Policjanci z referatu patrolowo-interwencyjnego stargardzkiej komendy uratowali 77-letnią kobietę, u której w mieszkaniu pojawił się ogień. Wyważyli drzwi i poruszając się w bardzo gęstym zadymieniu, odnaleźli leżącą na podłodze nieprzytomną lokatorkę. Wynieśli ją z mieszkania i przekazali pod opiekę lekarzy.
– W środę (29 kwietnia) tuż po godz. 22 dyżurny stargardzkiej komendy otrzymał zgłoszenie o pożarze w jednym z mieszkań na terenie Stargardu, w którym miała znajdować się starsza kobieta. Przekazywaną informację usłyszała załoga, która w tym czasie znajdowała się bardzo blisko wskazanego adresu – relacjonuje podkom. Krzysztof Wojsznarowicz. – Policjanci natychmiast pojechali na miejsce pożaru. Tam zastali gęste kłęby dymu wydobywające się spod drzwi mieszkania.
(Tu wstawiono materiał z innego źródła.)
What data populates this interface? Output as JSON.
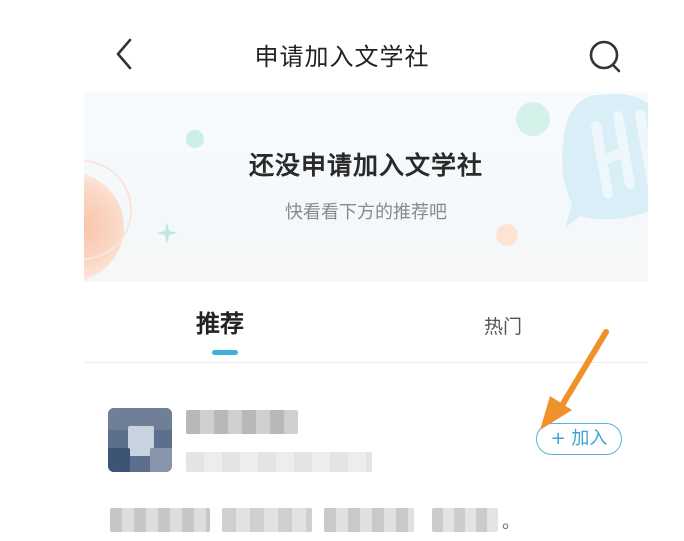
{
  "nav": {
    "title": "申请加入文学社",
    "back_icon": "chevron-left-icon",
    "search_icon": "search-icon"
  },
  "banner": {
    "title": "还没申请加入文学社",
    "subtitle": "快看看下方的推荐吧"
  },
  "tabs": [
    {
      "label": "推荐",
      "active": true
    },
    {
      "label": "热门",
      "active": false
    }
  ],
  "club": {
    "join_label": "+ 加入",
    "desc_end": "。"
  },
  "colors": {
    "accent": "#3fb0d8",
    "annotation_arrow": "#f0922c",
    "text_primary": "#222222",
    "text_secondary": "#8a8a8a"
  }
}
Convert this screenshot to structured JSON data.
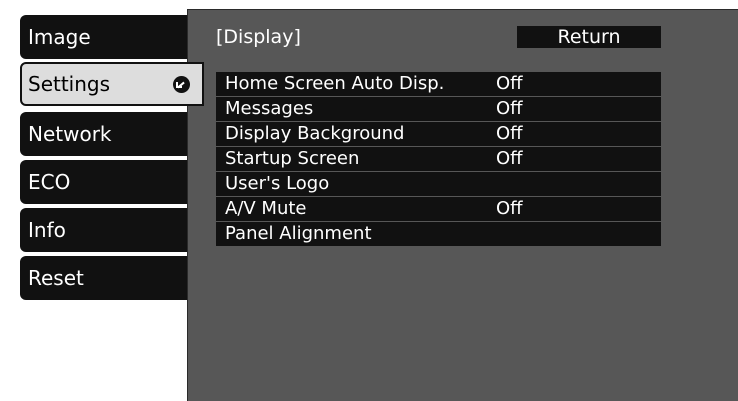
{
  "nav": {
    "items": [
      {
        "label": "Image"
      },
      {
        "label": "Settings"
      },
      {
        "label": "Network"
      },
      {
        "label": "ECO"
      },
      {
        "label": "Info"
      },
      {
        "label": "Reset"
      }
    ],
    "selected": "Settings"
  },
  "panel": {
    "title": "[Display]",
    "return_label": "Return"
  },
  "settings": {
    "rows": [
      {
        "label": "Home Screen Auto Disp.",
        "value": "Off"
      },
      {
        "label": "Messages",
        "value": "Off"
      },
      {
        "label": "Display Background",
        "value": "Off"
      },
      {
        "label": "Startup Screen",
        "value": "Off"
      },
      {
        "label": "User's Logo",
        "value": ""
      },
      {
        "label": "A/V Mute",
        "value": "Off"
      },
      {
        "label": "Panel Alignment",
        "value": ""
      }
    ]
  },
  "colors": {
    "panel_background": "#575757",
    "tab_background": "#111111",
    "selected_tab_background": "#dddddd",
    "text": "#ffffff"
  },
  "icons": {
    "selected_indicator": "enter-arrow-icon"
  }
}
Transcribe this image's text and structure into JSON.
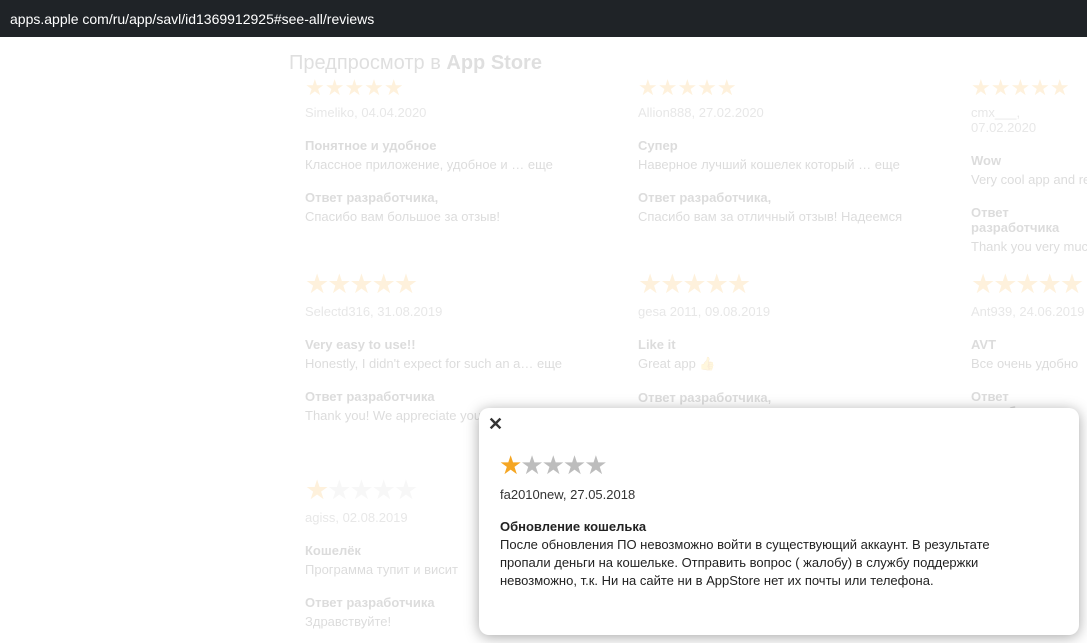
{
  "browser": {
    "url": "apps.apple com/ru/app/savl/id1369912925#see-all/reviews"
  },
  "page": {
    "preview_title_prefix": "Предпросмотр в ",
    "preview_title_bold": "App Store",
    "reviews": [
      {
        "stars": "★★★★★",
        "meta": "Simeliko, 04.04.2020",
        "title": "Понятное и удобное",
        "body": "Классное приложение, удобное и …   еще",
        "resp_title": "Ответ разработчика,",
        "resp": "Спасибо вам большое за отзыв!"
      },
      {
        "stars": "★★★★★",
        "meta": "Allion888, 27.02.2020",
        "title": "Супер",
        "body": "Наверное лучший кошелек который …   еще",
        "resp_title": "Ответ разработчика,",
        "resp": "Спасибо вам за отличный отзыв! Надеемся"
      },
      {
        "stars": "★★★★★",
        "meta": "cmx___, 07.02.2020",
        "title": "Wow",
        "body": "Very cool app and re",
        "resp_title": "Ответ разработчика",
        "resp": "Thank you very muc"
      },
      {
        "stars": "★★★★★",
        "meta": "Selectd316, 31.08.2019",
        "title": "Very easy to use!!",
        "body": "Honestly, I didn't expect for such an a…   еще",
        "resp_title": "Ответ разработчика",
        "resp": "Thank you! We appreciate your…"
      },
      {
        "stars": "★★★★★",
        "meta": "gesa 2011, 09.08.2019",
        "title": "Like it",
        "body": "Great app 👍",
        "resp_title": "Ответ разработчика,",
        "resp": ""
      },
      {
        "stars": "★★★★★",
        "meta": "Ant939, 24.06.2019",
        "title": "AVT",
        "body": "Все очень удобно",
        "resp_title": "Ответ разработчика",
        "resp": ""
      },
      {
        "stars_on": "★",
        "stars_off": "★★★★",
        "meta": "agiss, 02.08.2019",
        "title": "Кошелёк",
        "body": "Программа тупит и висит",
        "resp_title": "Ответ разработчика",
        "resp": "Здравствуйте!"
      }
    ]
  },
  "modal": {
    "close_label": "✕",
    "stars_on": "★",
    "stars_off": "★★★★",
    "meta": "fa2010new, 27.05.2018",
    "title": "Обновление кошелька",
    "body": "После обновления ПО невозможно войти в существующий аккаунт. В результате пропали деньги на кошельке. Отправить вопрос ( жалобу) в службу поддержки невозможно, т.к. Ни на сайте ни в AppStore нет их почты или телефона."
  }
}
Natychmiast bez wahania podjęli decyzję o wyważeniu drzwi i wejściu do środka. Zadymienie było tak duże, że nawet podane przez sąsiada mokre ręczniki w celu zasłonięcia dróg oddechowych na nic się nie przydały i konieczne było użycie specjalistycznych masek.
Policjanci na czworaka rozpoczęli przeszukanie mieszkania i w jednym z pomieszczeń natrafili na leżącą na podłodze kobietę. Wynieśli ją na zewnątrz i udzielili pierwszej pomocy do czasu przyjazdu służb medycznych. Przytomna seniorka została przetransportowana do szpitala.
Po zakończonej akcji jeden z interweniujących policjantów źle się poczuł. Na miejsce została wezwana druga karetka, której załoga podała mu tlen. Po konsultacji medycznej lekarz zadecydował o zakończeniu służby w tym dniu przez tego funkcjonariusza.
Obecnie prowadzone są czynności z udziałem biegłego z zakresu pożarnictwa pod kątem ustalenia przyczyn pożaru.